Re: [PATCH] lib/string: Bring optimized memcmp from glibc

From: Nikolay Borisov
Date: Wed Jul 21 2021 - 14:17:34 EST




On 21.07.21 г. 21:00, Linus Torvalds wrote:
> On Wed, Jul 21, 2021 at 6:59 AM Nikolay Borisov <nborisov@xxxxxxxx> wrote:
>>
>> This is glibc's memcmp version. The upside is that for architectures
>> which don't have an optimized version the kernel can provide some
>> solace in the form of a generic, word-sized optimized memcmp. I tested
>> this with a heavy IOCTL_FIDEDUPERANGE(2) workload and here are the
>> results I got:
>
> Hmm. I suspect the usual kernel use of memcmp() is _very_ skewed to
> very small memcmp calls, and I don't think I've ever seen that
> (horribly bad) byte-wise default memcmp in most profiles.
>
> I suspect that FIDEDUPERANGE thing is most likely a very special case.
>
> So I don't think you're wrong to look at this, but I think you've gone
> from our old "spend no effort at all" to "look at one special case".
>
> And I think the glibc implementation is horrible and doesn't know
> about machines where unaligned loads are cheap - which is all
> reasonable ones.
>
> That MERGE() macro is disgusting, and memcmp_not_common_alignment()
> should not exist on any sane architecture. It's literally doing extra
> work to make for slower accesses, when the hardware does it better
> natively.
>
> So honestly, I'd much rather see a much saner and simpler
> implementation that works well on the architectures that matter, and
> that don't want that "align things by hand".
>
> Aligning one of the sources by hand is fine and makes sense - so that
> _if_ the two strings end up being mutually aligned, all subsequent
> accesses are aligned.

I find it somewhat arbitrary that we choose to align the 2nd pointer and
not the first. Obviously it'll be easy to detect which one of the 2 is
unaligned and align it so that from thereon memcmp can continue doing
aligned accesses. However, this means a check like that would be done
for *every* (well, barring some threshold value) access to memcmp.

>
> But then trying to do shift-and-masking for the possibly remaining
> unaligned source is crazy and garbage. Don't do it.
>
> And you never saw that, because your special FIDEDUPERANGE testcase
> will never have anything but mutually aligned cases.
>
> Which just shows that going from "don't care at all' to "care about
> one special case" is not the way to go.
>
> So I'd much rather see a simple default function that works well for
> the sane architectures, than go with the default code from glibc - and
> bad for the common modern architectures.

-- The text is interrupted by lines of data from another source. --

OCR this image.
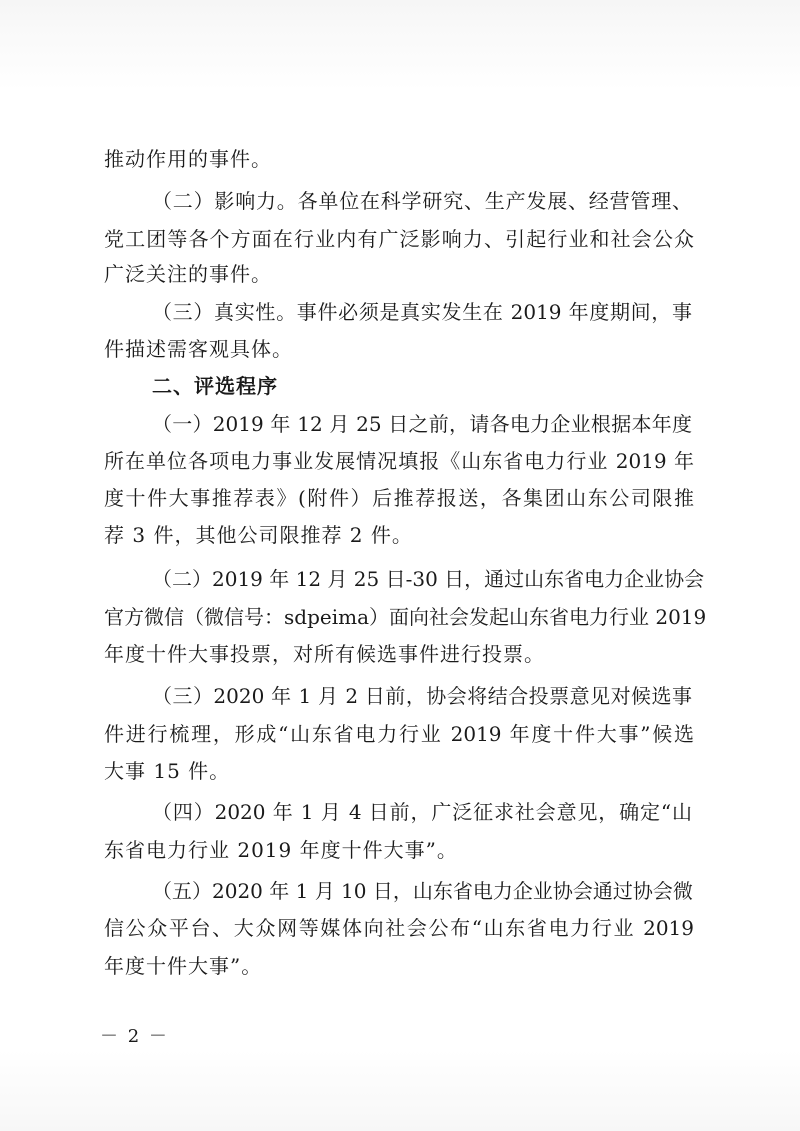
推动作用的事件。
（二）影响力。各单位在科学研究、生产发展、经营管理、
党工团等各个方面在行业内有广泛影响力、引起行业和社会公众
广泛关注的事件。
（三）真实性。事件必须是真实发生在 2019 年度期间，事
件描述需客观具体。
二、评选程序
（一）2019 年 12 月 25 日之前，请各电力企业根据本年度
所在单位各项电力事业发展情况填报《山东省电力行业 2019 年
度十件大事推荐表》(附件）后推荐报送，各集团山东公司限推
荐 3 件，其他公司限推荐 2 件。
（二）2019 年 12 月 25 日-30 日，通过山东省电力企业协会
官方微信（微信号：sdpeima）面向社会发起山东省电力行业 2019
年度十件大事投票，对所有候选事件进行投票。
（三）2020 年 1 月 2 日前，协会将结合投票意见对候选事
件进行梳理，形成“山东省电力行业 2019 年度十件大事”候选
大事 15 件。
（四）2020 年 1 月 4 日前，广泛征求社会意见，确定“山
东省电力行业 2019 年度十件大事”。
（五）2020 年 1 月 10 日，山东省电力企业协会通过协会微
信公众平台、大众网等媒体向社会公布“山东省电力行业 2019
年度十件大事”。
－ 2 －
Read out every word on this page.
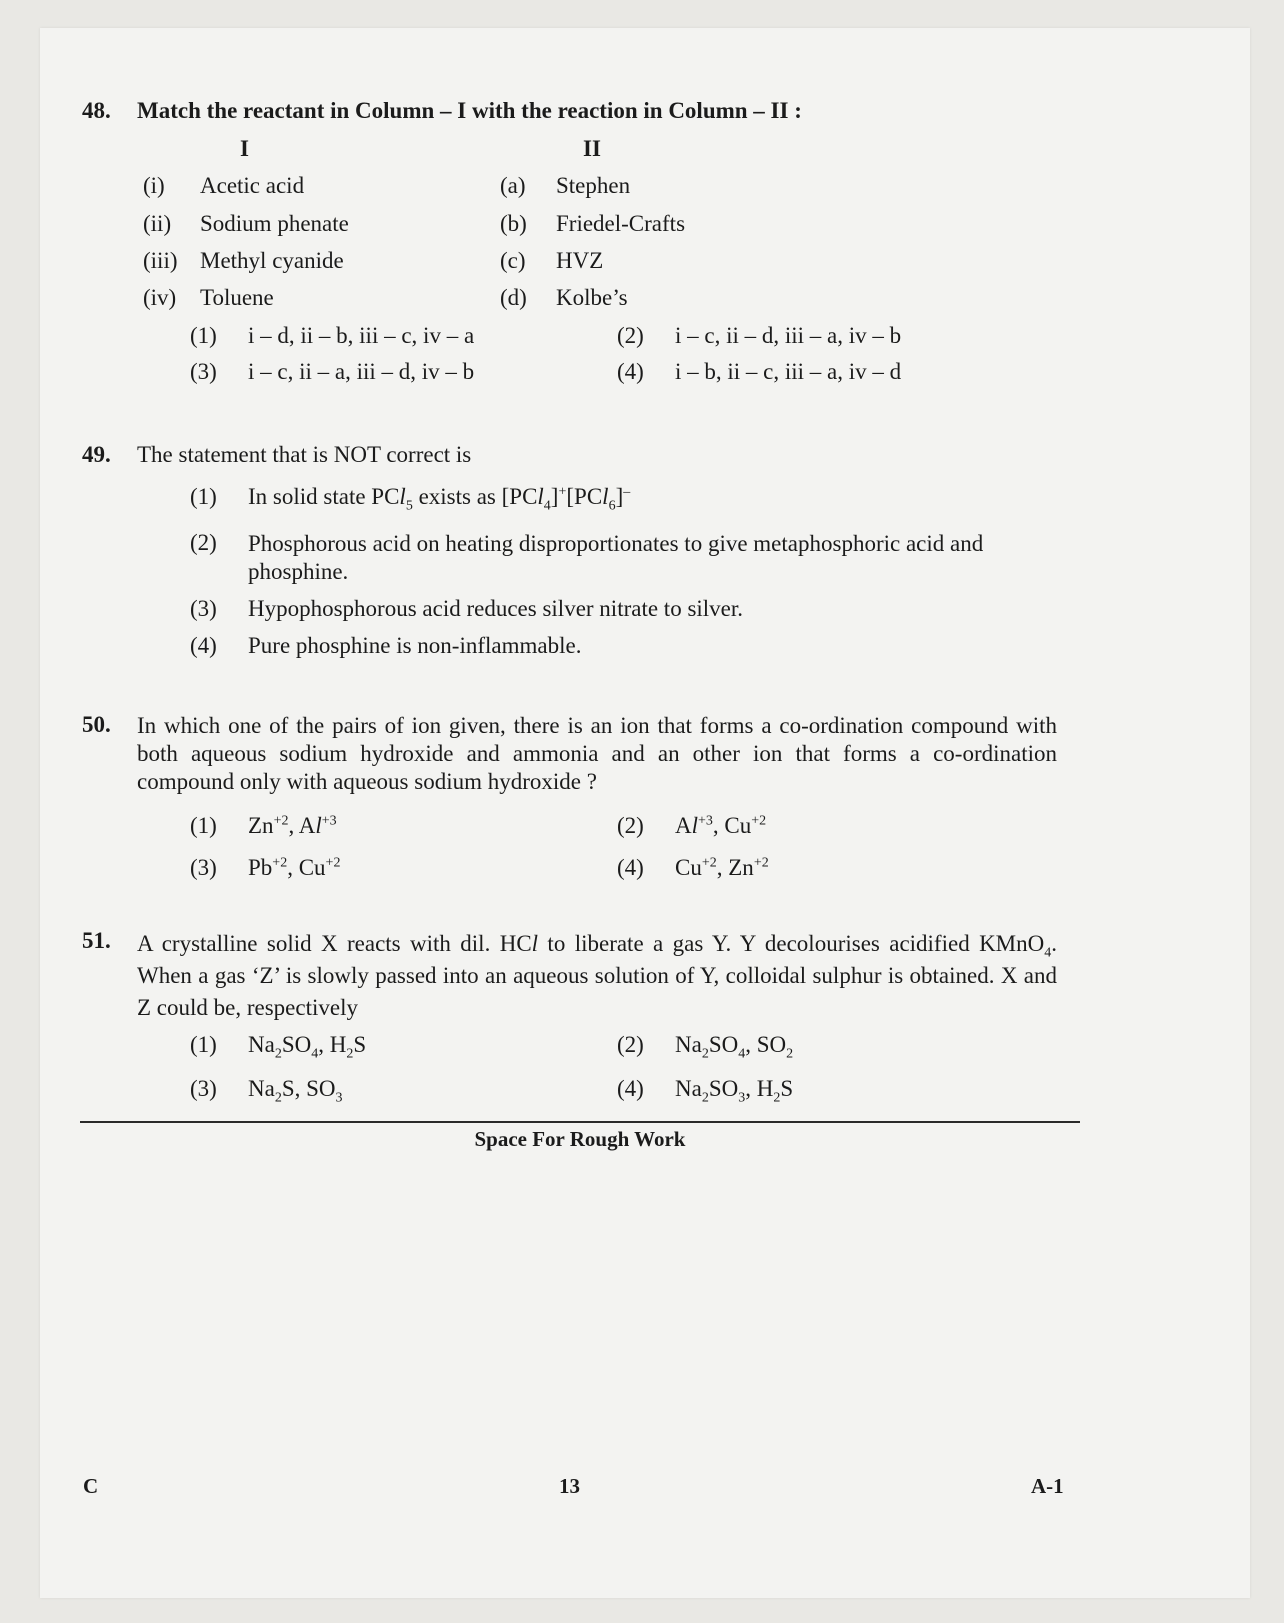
48. Match the reactant in Column – I with the reaction in Column – II :
I	II
(i) Acetic acid	(a) Stephen
(ii) Sodium phenate	(b) Friedel-Crafts
(iii) Methyl cyanide	(c) HVZ
(iv) Toluene	(d) Kolbe’s
(1) i – d, ii – b, iii – c, iv – a	(2) i – c, ii – d, iii – a, iv – b
(3) i – c, ii – a, iii – d, iv – b	(4) i – b, ii – c, iii – a, iv – d
49. The statement that is NOT correct is
(1) In solid state PCl$_5$ exists as [PCl$_4$]+[PCl$_6$]–
(2) Phosphorous acid on heating disproportionates to give metaphosphoric acid and phosphine.
(3) Hypophosphorous acid reduces silver nitrate to silver.
(4) Pure phosphine is non-inflammable.
50. In which one of the pairs of ion given, there is an ion that forms a co-ordination compound with both aqueous sodium hydroxide and ammonia and an other ion that forms a co-ordination compound only with aqueous sodium hydroxide ?
(1) $Zn^{+2}$, $Al^{+3}$	(2) $Al^{+3}$, $Cu^{+2}$
(3) $Pb^{+2}$, $Cu^{+2}$	(4) $Cu^{+2}$, $Zn^{+2}$
51. A crystalline solid X reacts with dil. HCl to liberate a gas Y. Y decolourises acidified KMnO$_4$. When a gas ‘Z’ is slowly passed into an aqueous solution of Y, colloidal sulphur is obtained. X and Z could be, respectively
(1) $Na_2SO_4$, $H_2S$	(2) $Na_2SO_4$, $SO_2$
(3) $Na_2S$, $SO_3$	(4) $Na_2SO_3$, $H_2S$
Space For Rough Work
C	13	A-1
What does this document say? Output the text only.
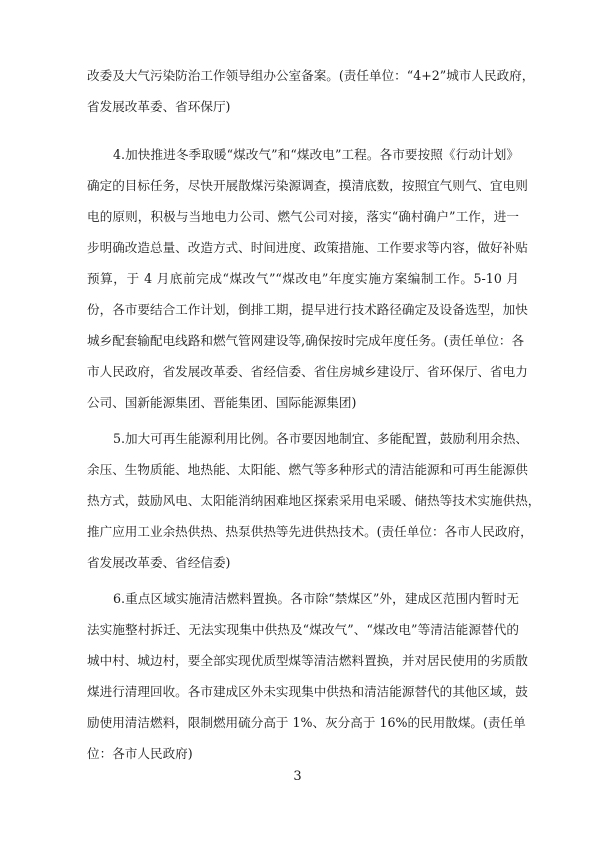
改委及大气污染防治工作领导组办公室备案。(责任单位：“4+2”城市人民政府，
省发展改革委、省环保厅)
4.加快推进冬季取暖“煤改气”和“煤改电”工程。各市要按照《行动计划》
确定的目标任务，尽快开展散煤污染源调查，摸清底数，按照宜气则气、宜电则
电的原则，积极与当地电力公司、燃气公司对接，落实“确村确户”工作，进一
步明确改造总量、改造方式、时间进度、政策措施、工作要求等内容，做好补贴
预算，于 4 月底前完成“煤改气”“煤改电”年度实施方案编制工作。5-10 月
份，各市要结合工作计划，倒排工期，提早进行技术路径确定及设备选型，加快
城乡配套输配电线路和燃气管网建设等,确保按时完成年度任务。(责任单位：各
市人民政府，省发展改革委、省经信委、省住房城乡建设厅、省环保厅、省电力
公司、国新能源集团、晋能集团、国际能源集团)
5.加大可再生能源利用比例。各市要因地制宜、多能配置，鼓励利用余热、
余压、生物质能、地热能、太阳能、燃气等多种形式的清洁能源和可再生能源供
热方式，鼓励风电、太阳能消纳困难地区探索采用电采暖、储热等技术实施供热，
推广应用工业余热供热、热泵供热等先进供热技术。(责任单位：各市人民政府，
省发展改革委、省经信委)
6.重点区域实施清洁燃料置换。各市除“禁煤区”外，建成区范围内暂时无
法实施整村拆迁、无法实现集中供热及“煤改气”、“煤改电”等清洁能源替代的
城中村、城边村，要全部实现优质型煤等清洁燃料置换，并对居民使用的劣质散
煤进行清理回收。各市建成区外未实现集中供热和清洁能源替代的其他区域，鼓
励使用清洁燃料，限制燃用硫分高于 1%、灰分高于 16%的民用散煤。(责任单
位：各市人民政府)
3
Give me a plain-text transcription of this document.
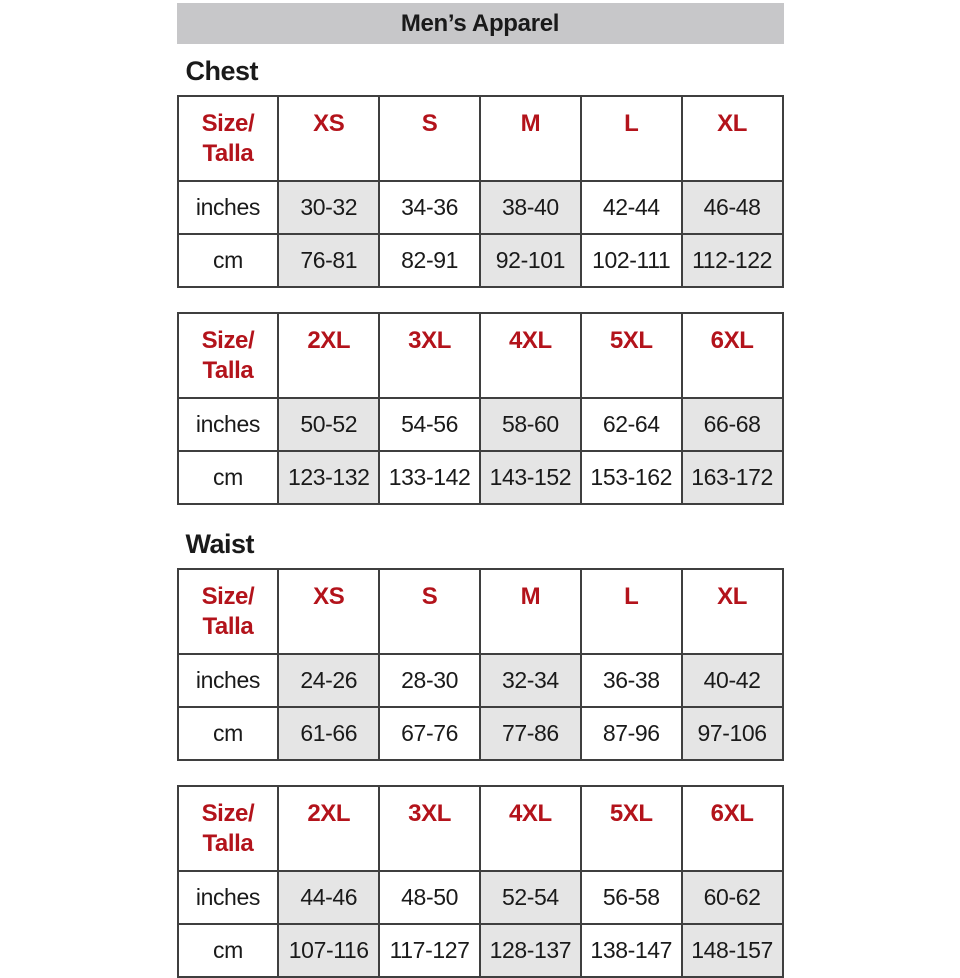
Men’s Apparel
Chest
Size/
Talla	XS	S	M	L	XL
inches	30-32	34-36	38-40	42-44	46-48
cm	76-81	82-91	92-101	102-111	112-122
Size/
Talla	2XL	3XL	4XL	5XL	6XL
inches	50-52	54-56	58-60	62-64	66-68
cm	123-132	133-142	143-152	153-162	163-172
Waist
Size/
Talla	XS	S	M	L	XL
inches	24-26	28-30	32-34	36-38	40-42
cm	61-66	67-76	77-86	87-96	97-106
Size/
Talla	2XL	3XL	4XL	5XL	6XL
inches	44-46	48-50	52-54	56-58	60-62
cm	107-116	117-127	128-137	138-147	148-157
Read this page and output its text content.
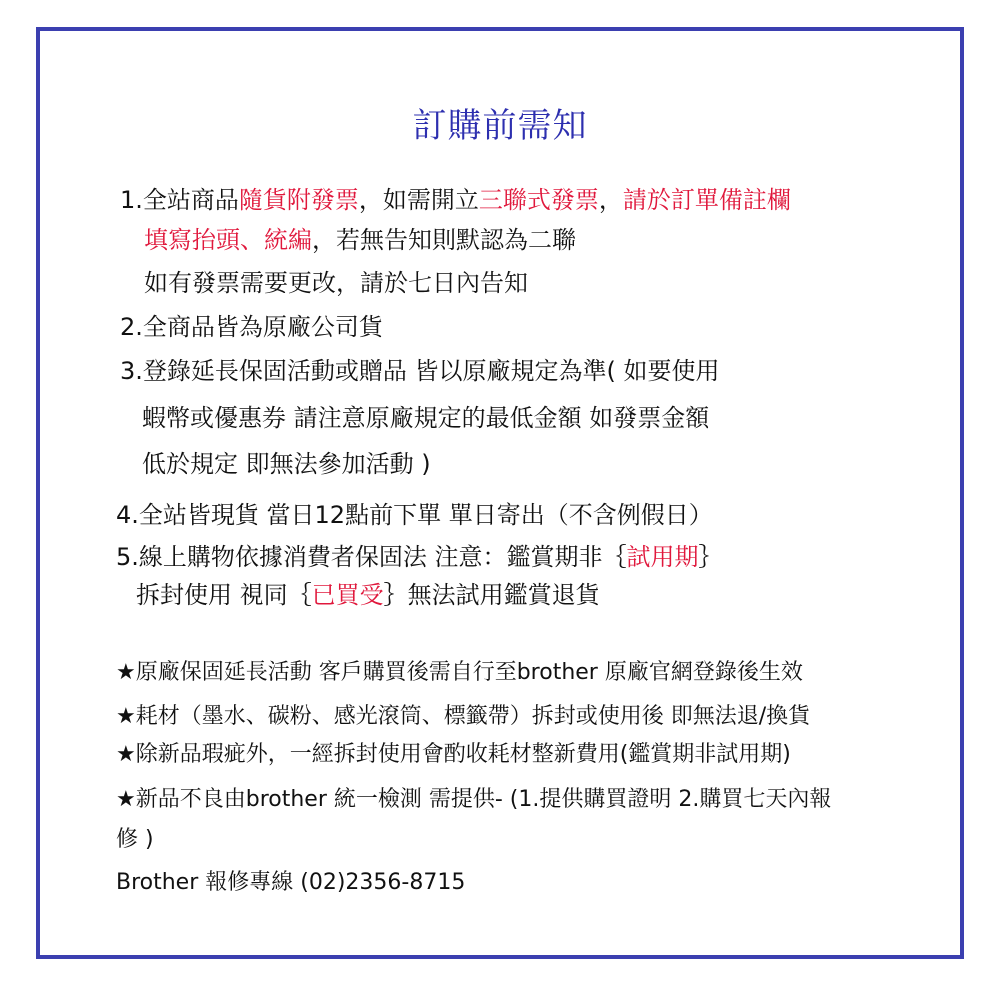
訂購前需知
1.全站商品隨貨附發票，如需開立三聯式發票，請於訂單備註欄
填寫抬頭、統編，若無告知則默認為二聯
如有發票需要更改，請於七日內告知
2.全商品皆為原廠公司貨
3.登錄延長保固活動或贈品 皆以原廠規定為準( 如要使用
蝦幣或優惠券 請注意原廠規定的最低金額 如發票金額
低於規定 即無法參加活動 )
4.全站皆現貨 當日12點前下單 單日寄出（不含例假日）
5.線上購物依據消費者保固法 注意：鑑賞期非｛試用期｝
拆封使用 視同｛已買受｝無法試用鑑賞退貨
★原廠保固延長活動 客戶購買後需自行至brother 原廠官網登錄後生效
★耗材（墨水、碳粉、感光滾筒、標籤帶）拆封或使用後 即無法退/換貨
★除新品瑕疵外，一經拆封使用會酌收耗材整新費用(鑑賞期非試用期)
★新品不良由brother 統一檢測 需提供- (1.提供購買證明 2.購買七天內報
修 )
Brother 報修專線 (02)2356-8715
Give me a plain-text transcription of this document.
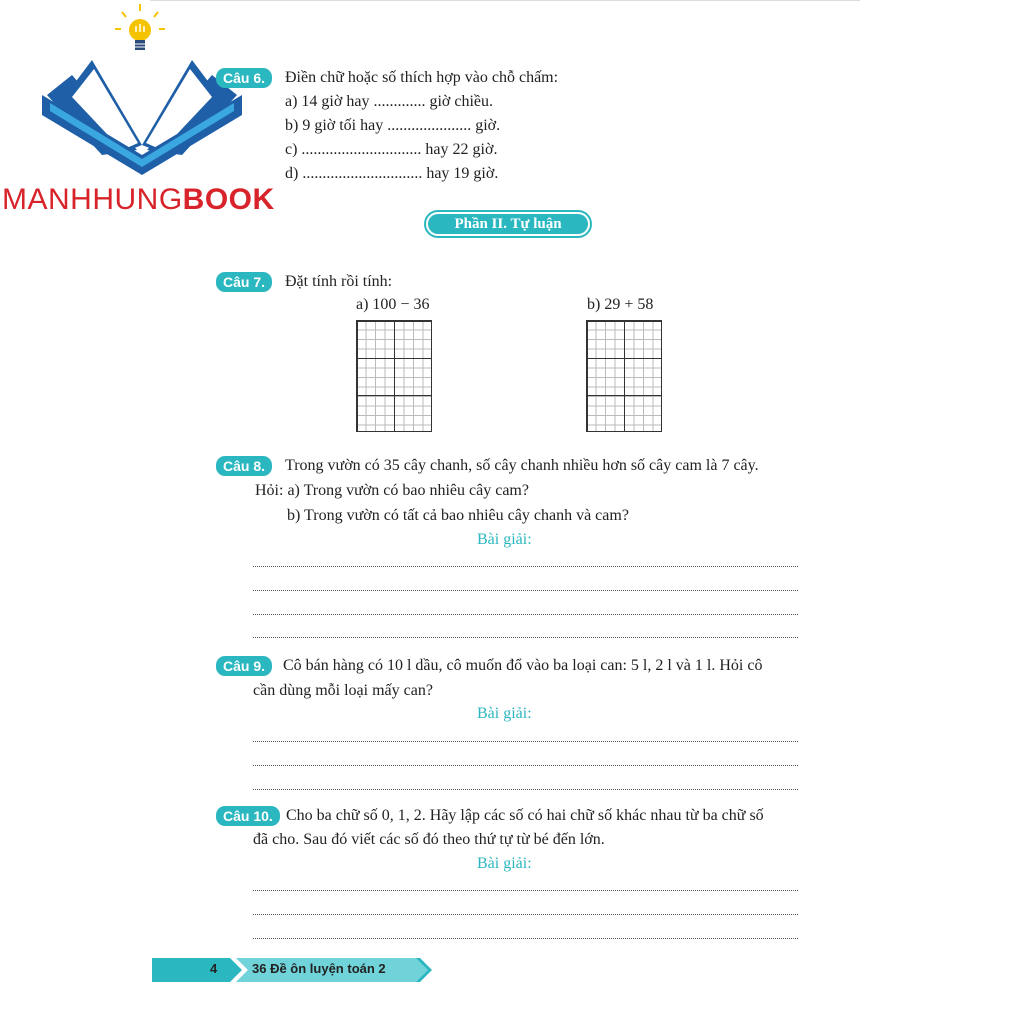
MANHHUNGBOOK
Câu 6.	Điền chữ hoặc số thích hợp vào chỗ chấm:
a) 14 giờ hay ............. giờ chiều.
b) 9 giờ tối hay ..................... giờ.
c) .............................. hay 22 giờ.
d) .............................. hay 19 giờ.
Phần II. Tự luận
Câu 7.	Đặt tính rồi tính:
a) 100 − 36	b) 29 + 58
Câu 8.	Trong vườn có 35 cây chanh, số cây chanh nhiều hơn số cây cam là 7 cây.
Hỏi: a) Trong vườn có bao nhiêu cây cam?
b) Trong vườn có tất cả bao nhiêu cây chanh và cam?
Bài giải:
Câu 9.	Cô bán hàng có 10 l dầu, cô muốn đổ vào ba loại can: 5 l, 2 l và 1 l. Hỏi cô
cần dùng mỗi loại mấy can?
Bài giải:
Câu 10. Cho ba chữ số 0, 1, 2. Hãy lập các số có hai chữ số khác nhau từ ba chữ số
đã cho. Sau đó viết các số đó theo thứ tự từ bé đến lớn.
Bài giải:
4	36 Đề ôn luyện toán 2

So you are saying that the current memcmp could indeed use improvement
but you don't want it to be based on the glibc's code due to the ugly
misalignment handling?

>
> Then architectures could choose that one with some

So you are suggesting keeping the current byte comparison one aka
'naive' and having another, more optimized generic implementation that
should be selected by GENERIC_MEMCMP or have I misunderstood you ?

>
> select GENERIC_MEMCMP
>
> the same way we have
>
> select GENERIC_STRNCPY_FROM_USER
>
> for the (sane, for normal architectures) common optimized case for a
> special string instruction that matters a lot for the kernel.
>
> Linus
>